The Zombie Stack Exchanges That Just Won't Die
Given the probabilities of hash value collisions are MD5 hashes sufficient for ensuring file fixity? Or should SHA1 or SHA2 be used? Or, should folks be catching all three. I would be interested in both issues to consider for tamper resistance and for simply knowing if what I have is what I think I have.
Trevor Owens
If you only care about accidental data corruption: Any of those will do.
If there is a possibility of targeted attack: MD5 is broken, SHA1 weakened, SHA2 is doing very well. Note that SHA1 and SHA2 are completely different algorithms.
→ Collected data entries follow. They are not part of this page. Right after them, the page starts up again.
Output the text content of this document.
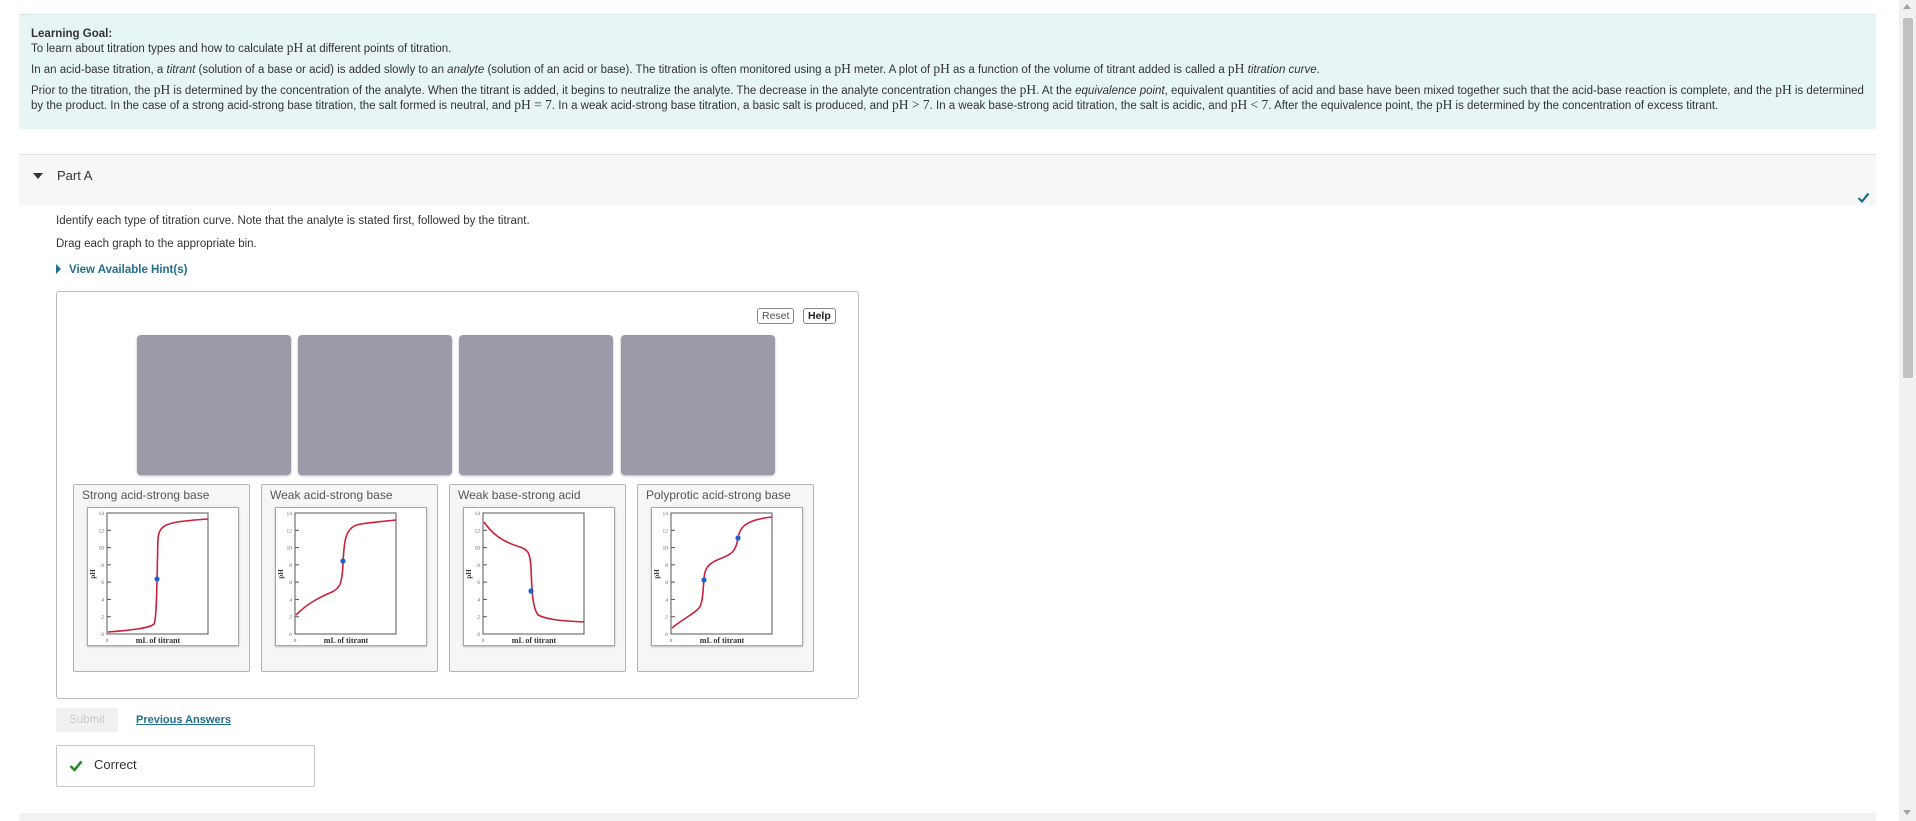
Learning Goal:

To learn about titration types and how to calculate pH at different points of titration.

In an acid-base titration, a titrant (solution of a base or acid) is added slowly to an analyte (solution of an acid or base). The titration is often monitored using a pH meter. A plot of pH as a function of the volume of titrant added is called a pH titration curve.

Prior to the titration, the pH is determined by the concentration of the analyte. When the titrant is added, it begins to neutralize the analyte. The decrease in the analyte concentration changes the pH. At the equivalence point, equivalent quantities of acid and base have been mixed together such that the acid-base reaction is complete, and the pH is determined by the product. In the case of a strong acid-strong base titration, the salt formed is neutral, and pH = 7. In a weak acid-strong base titration, a basic salt is produced, and pH > 7. In a weak base-strong acid titration, the salt is acidic, and pH < 7. After the equivalence point, the pH is determined by the concentration of excess titrant.

Part A
Identify each type of titration curve. Note that the analyte is stated first, followed by the titrant.
Drag each graph to the appropriate bin.
View Available Hint(s)
Reset	Help
Strong acid-strong base
14
12
10
8
6
4
2
0
0	mL of titrant
pH
Weak acid-strong base
14
12
10
8
6
4
2
0
0	mL of titrant
pH
Weak base-strong acid
14
12
10
8
6
4
2
0
0	mL of titrant
pH
Polyprotic acid-strong base
14
12
10
8
6
4
2
0
0	mL of titrant
pH
Submit	Previous Answers
Correct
Also, if you're going to store LOTS of data (e.g. 2^70 files) then you need a hash algorithm which has at least 2X+20 bits due to birthday paradox.\ The X here is log2(number_of_files), so, for example, if the repo has 1 000 000 000 files (about 2^30), 2*30+20=80 bits of (good) hash is necessary to provide sufficient collision protection
Overall, I would use 256-bit SHA2 for next 100+ years.
For tamper resistance, using any two hash algorithms (even if one is broken) increases hack difficulty immensely. So calculating MD5 in addition to sha256 (because it is already widely used) should be more than enough.
MD5 is broken and SHA-1 will be crackable within five years (I especially like the speculation of using criminal organizations harnessing a botnet to crack SHA-1 cheaply.) Because archives help establish the historical records and have often be attacked/manipulated to alter that record, I don't doubt that digital archives will be the target of attacks to remove or alter that record as well.
Checksums will continue to be cracked over time, so digital preservation systems will need a graceful method to calculate new checksums for stored objects and store them in their database alongside past checksums. Retaining hashes from a variety of algorithms will also complicate the task of crafting a collision file.